While a trend seems to be setting in among large research-based pharmaceutical companies scaling down or halting antimicrobial research and development R&D due to commercial non-viability, failure to quicken the pipeline for new antibiotics leaves low- and middle-income countries (LMICs), especially India, at severe risk, industry experts have warned.
Highlighting the problem, a report from the Access to Medicine Foundation, a Netherlands-based independent non-profit organisation, has said that despite the urgent need for new drugs, only a few firms, including GSK, F2G, Innoviva, and Venatorx, are in late-stage clinical trials.
While organisations like the Global Antibiotic Research & Development Partnership (GARDP) have made progress, many crucial medical breakthroughs may not reach India promptly along with other LMICs. The report identified five LMICs, including China, India, Mexico, South Africa, and Thailand, where concrete registration commitments continue to exist. However, the fate of life-saving antibiotics is uncertain for 108 out of the 113 LMICs assessed.
“If all five late-stage projects successfully make it to the market, 160,000 lives could be saved globally each year. To achieve this, pharmaceutical companies and their partners must come together to ensure that these medicines are accessible, affordable, and available to people who need them the most,” said Marijn Verhoef, Director of Operations and Research, Access to Medicine Foundation.
The India Impact
India, bearing one of the highest burdens of carbapenem-resistant E. coli — a primary pathogen for uncomplicated urinary tract infections (uUTIs) — is particularly vulnerable. GSK, for example, conducted its Phase III clinical trials for uUTIs in India, highlighting the critical need. Despite developing both adult and paediatric formulations of the antibiotic gepotidacin, GSK lacks structured plans to make these treatments widely accessible and affordable in India, as per the report. This absence of clarity raises concerns about whether these vital drugs will reach those who need them most, the report indicated.
Adding to the challenge, Venatorx’s plans to introduce cefepime-taniborbactam, a promising new antibiotic for multi-drug-resistant infections, through its partnership with GARDP, come with significant caveats. While there are intentions to make this drug available in 64 LMICs, including India, through export waivers and an international procurement agency, concrete steps remain elusive.
Why should India worry?
The World Health Organization (WHO) found only 12 new antibiotics gained market approval between 2017 and 2021, with just two representing new chemical classes, the report noted. The delay in drug registration and access plans could result in a public health crisis for India, where drug-resistant infections are rapidly escalating.

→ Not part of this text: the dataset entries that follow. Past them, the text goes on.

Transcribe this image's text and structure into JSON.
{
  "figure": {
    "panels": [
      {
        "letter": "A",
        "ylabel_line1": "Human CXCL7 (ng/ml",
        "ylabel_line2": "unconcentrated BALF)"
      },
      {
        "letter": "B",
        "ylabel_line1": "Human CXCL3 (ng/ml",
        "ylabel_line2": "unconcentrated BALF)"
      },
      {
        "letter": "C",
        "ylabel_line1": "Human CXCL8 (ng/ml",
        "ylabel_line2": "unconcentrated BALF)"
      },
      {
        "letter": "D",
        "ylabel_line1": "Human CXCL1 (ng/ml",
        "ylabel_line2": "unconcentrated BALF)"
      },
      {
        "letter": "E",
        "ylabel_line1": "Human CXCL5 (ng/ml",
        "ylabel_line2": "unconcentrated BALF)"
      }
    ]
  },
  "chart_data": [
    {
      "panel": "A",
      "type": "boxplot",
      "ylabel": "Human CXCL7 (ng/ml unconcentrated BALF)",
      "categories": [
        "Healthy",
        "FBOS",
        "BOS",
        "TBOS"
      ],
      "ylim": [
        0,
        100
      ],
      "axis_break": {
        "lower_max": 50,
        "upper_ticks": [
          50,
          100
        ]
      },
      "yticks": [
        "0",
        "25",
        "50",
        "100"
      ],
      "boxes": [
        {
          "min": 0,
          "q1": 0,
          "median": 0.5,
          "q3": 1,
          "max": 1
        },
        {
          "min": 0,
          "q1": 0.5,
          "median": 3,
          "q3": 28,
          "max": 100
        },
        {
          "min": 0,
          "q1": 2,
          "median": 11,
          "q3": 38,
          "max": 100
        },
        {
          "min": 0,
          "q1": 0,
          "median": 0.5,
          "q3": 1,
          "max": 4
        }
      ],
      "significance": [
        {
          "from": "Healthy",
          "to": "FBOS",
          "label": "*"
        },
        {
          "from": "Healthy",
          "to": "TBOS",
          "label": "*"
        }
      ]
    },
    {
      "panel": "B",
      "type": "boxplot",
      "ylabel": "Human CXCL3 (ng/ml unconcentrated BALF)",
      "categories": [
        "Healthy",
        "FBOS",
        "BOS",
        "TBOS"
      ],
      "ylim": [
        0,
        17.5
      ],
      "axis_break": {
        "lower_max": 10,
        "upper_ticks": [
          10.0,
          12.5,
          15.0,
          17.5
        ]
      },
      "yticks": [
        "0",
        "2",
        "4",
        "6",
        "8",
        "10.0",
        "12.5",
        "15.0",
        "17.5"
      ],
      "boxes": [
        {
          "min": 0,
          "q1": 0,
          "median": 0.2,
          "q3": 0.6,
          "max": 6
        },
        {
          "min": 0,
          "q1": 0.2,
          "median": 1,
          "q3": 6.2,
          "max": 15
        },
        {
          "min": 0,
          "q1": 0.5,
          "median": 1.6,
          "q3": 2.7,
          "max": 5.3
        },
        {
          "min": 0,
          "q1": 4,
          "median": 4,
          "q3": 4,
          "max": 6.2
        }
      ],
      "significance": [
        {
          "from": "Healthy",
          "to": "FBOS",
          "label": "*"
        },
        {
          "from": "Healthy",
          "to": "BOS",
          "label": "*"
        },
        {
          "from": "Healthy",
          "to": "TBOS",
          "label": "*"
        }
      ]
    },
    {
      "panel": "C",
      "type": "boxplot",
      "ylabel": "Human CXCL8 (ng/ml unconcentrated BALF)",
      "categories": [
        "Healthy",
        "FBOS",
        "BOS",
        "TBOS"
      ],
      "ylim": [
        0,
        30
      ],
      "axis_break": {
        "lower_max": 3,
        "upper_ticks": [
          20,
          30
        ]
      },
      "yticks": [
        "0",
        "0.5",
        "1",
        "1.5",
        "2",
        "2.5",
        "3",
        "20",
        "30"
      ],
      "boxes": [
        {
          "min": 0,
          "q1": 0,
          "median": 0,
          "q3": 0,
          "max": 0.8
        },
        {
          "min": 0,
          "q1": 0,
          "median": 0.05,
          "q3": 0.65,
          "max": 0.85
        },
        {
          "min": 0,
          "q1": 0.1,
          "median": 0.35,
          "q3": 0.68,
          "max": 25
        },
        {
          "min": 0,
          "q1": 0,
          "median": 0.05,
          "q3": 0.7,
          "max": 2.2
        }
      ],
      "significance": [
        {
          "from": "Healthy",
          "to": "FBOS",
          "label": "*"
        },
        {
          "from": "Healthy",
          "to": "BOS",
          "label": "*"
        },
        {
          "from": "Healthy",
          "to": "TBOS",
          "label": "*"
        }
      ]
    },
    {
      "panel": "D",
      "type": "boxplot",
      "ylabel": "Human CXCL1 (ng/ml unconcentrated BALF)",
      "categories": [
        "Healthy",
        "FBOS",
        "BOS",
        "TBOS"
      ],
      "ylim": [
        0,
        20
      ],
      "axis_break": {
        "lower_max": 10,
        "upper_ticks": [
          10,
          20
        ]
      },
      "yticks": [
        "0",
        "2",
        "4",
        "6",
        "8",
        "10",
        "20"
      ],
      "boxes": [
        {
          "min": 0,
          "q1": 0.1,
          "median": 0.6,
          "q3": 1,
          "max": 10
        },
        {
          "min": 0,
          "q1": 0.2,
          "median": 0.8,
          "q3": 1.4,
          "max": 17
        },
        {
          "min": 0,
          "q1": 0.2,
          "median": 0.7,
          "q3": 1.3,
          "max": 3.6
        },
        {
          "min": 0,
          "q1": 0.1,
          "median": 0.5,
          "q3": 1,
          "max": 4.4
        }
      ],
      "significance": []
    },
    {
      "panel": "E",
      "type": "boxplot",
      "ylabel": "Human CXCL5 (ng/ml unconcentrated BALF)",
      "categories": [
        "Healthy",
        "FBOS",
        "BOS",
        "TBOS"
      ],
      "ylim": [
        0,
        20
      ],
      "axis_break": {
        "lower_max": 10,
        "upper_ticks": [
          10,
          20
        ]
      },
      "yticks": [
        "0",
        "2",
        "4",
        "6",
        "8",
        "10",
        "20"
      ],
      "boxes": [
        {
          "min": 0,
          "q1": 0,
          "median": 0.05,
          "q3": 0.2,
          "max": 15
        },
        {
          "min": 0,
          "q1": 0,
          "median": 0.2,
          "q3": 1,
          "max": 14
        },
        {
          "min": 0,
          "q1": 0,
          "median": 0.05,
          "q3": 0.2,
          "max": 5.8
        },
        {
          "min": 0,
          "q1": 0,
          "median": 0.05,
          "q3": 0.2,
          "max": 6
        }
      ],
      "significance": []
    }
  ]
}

“Drug-resistant infections are on the rise in India, and the development of new drugs is urgently required. However, launching new drugs depends on investment, political and legal frameworks, a conducive environment, and technology for clinical trials and delivery systems. India should lead the world due to its huge market potential but has failed to take the lead because of a lack of infrastructure, trained human resources, and a supportive environment,” said Dr Jugal Kishore, Director Professor, community medicine at Vardhman Mahavir Medical College and Safdarjung Hospital.
“Compliance with standards and the quality of procedures are poor. There is no institutional support or incentive to carry out research. Instead, it is quite humiliating, laborious, and poorly paid. Everyone looks at researchers with suspicion of personal benefit and corruption. We are critically facing drug resistance in TB, leprosy, malaria, fungal infections, pneumonia, UTIs, and many other infections. The government should urgently ease all bottlenecks before it is too late,” he said.
The development holds importance for India as the country launched the National Action Plan on Antimicrobial Resistance in 2017.
Furthermore, the central government has been promoting rational use of antibiotics.
“Government’s efforts to promote the rational use of antibiotics and strengthen surveillance systems have yielded positive results, instilling hope in our fight against this critical issue. However, the critical issue of drug approval delays, which impede our battle against antibiotic resistance. The situation's urgency is apparent: we must expedite the registration and distribution of new antibiotics to combat drug-resistant infections effectively,” said Dr K Madan Gopal, Advisor, Public Health Administration, National Health Systems Resource Centre (NHSRC), government’s policy think tank.
“Given these findings, it is of utmost importance for pharmaceutical companies, policymakers, and international health organisations to come together. We must expedite the approval process and ensure the accessibility and affordability of these life-saving medications,” he said.